Tuesday, October 18, 2005

[HALAMAN GANJIL]

Buku, Iman, Ruang Publik
------------------------------

>> Anwar Holid, anggota beberapa milis

Buku, di dalam Pengantar Penerbitan (Penerbit ITB, 1993) oleh Sofia Mansoor-Niksolihin didefinisikan sebagai: 'terbitan bercetak yang tidak berkala dengan tebal sekurang-kurangnya 49 halaman, tidak termasuk halaman sampul.' (Jacob, 1976). Itu adalah definisi yang ditetapkan Unesco pada konferensi 1964.
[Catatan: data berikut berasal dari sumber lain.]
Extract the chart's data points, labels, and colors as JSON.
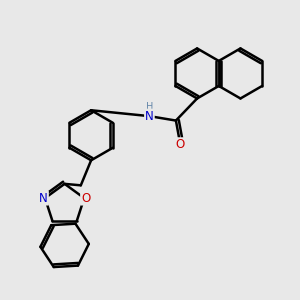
{
  "bg_color": "#e8e8e8",
  "bond_color": "#000000",
  "bond_width": 1.8,
  "N_color": "#0000cc",
  "O_color": "#cc0000",
  "H_color": "#6688aa",
  "font_size": 8.5,
  "fig_size": [
    3.0,
    3.0
  ],
  "dpi": 100,
  "xlim": [
    0,
    10
  ],
  "ylim": [
    0,
    10
  ],
  "ring_r": 0.85
}
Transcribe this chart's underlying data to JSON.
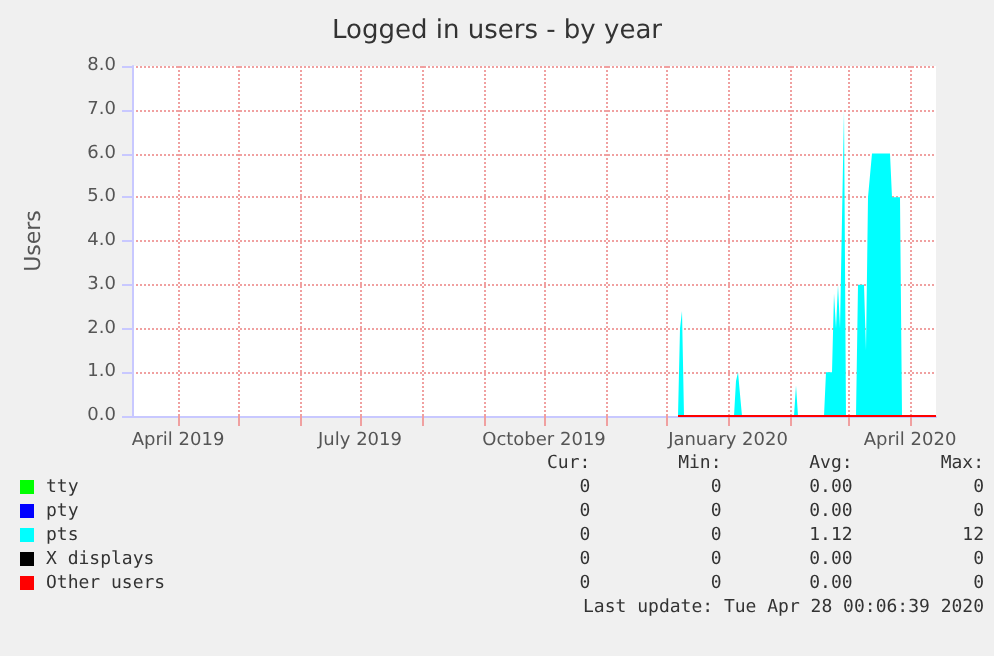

Dengan definisi seperti itu, sudah tentu kitab suci (apa pun namanya, untuk agama manapun) adalah sebuah buku. Apakah buku itu? Adalah lembar cetakan berisi huruf atau huruf pada sekumpulan kertas---definisi ini terlalu rapuh, sebab sekarang CD-ROM yang sebagian isinya teks, ensiklopedia, atau merupakan bentuk multimedia sebuah teks (bukan game atau program misalnya), dinamakan buku, dan itu ditegaskan melalui kode ISBN pada produk tersebut. Dulu, ketika kertas belum ditemukan, tulisan ditulis di lembaran dari berbagai bahan, seperti tanah liat, batu, permukaan kulit binatang, kayu, atau daun, disebut perkamen, lembaran, manuskrip, naskah, dan sebagainya, semua itu merupakan cikal bakal buku, alias codex, kitab, boek, book.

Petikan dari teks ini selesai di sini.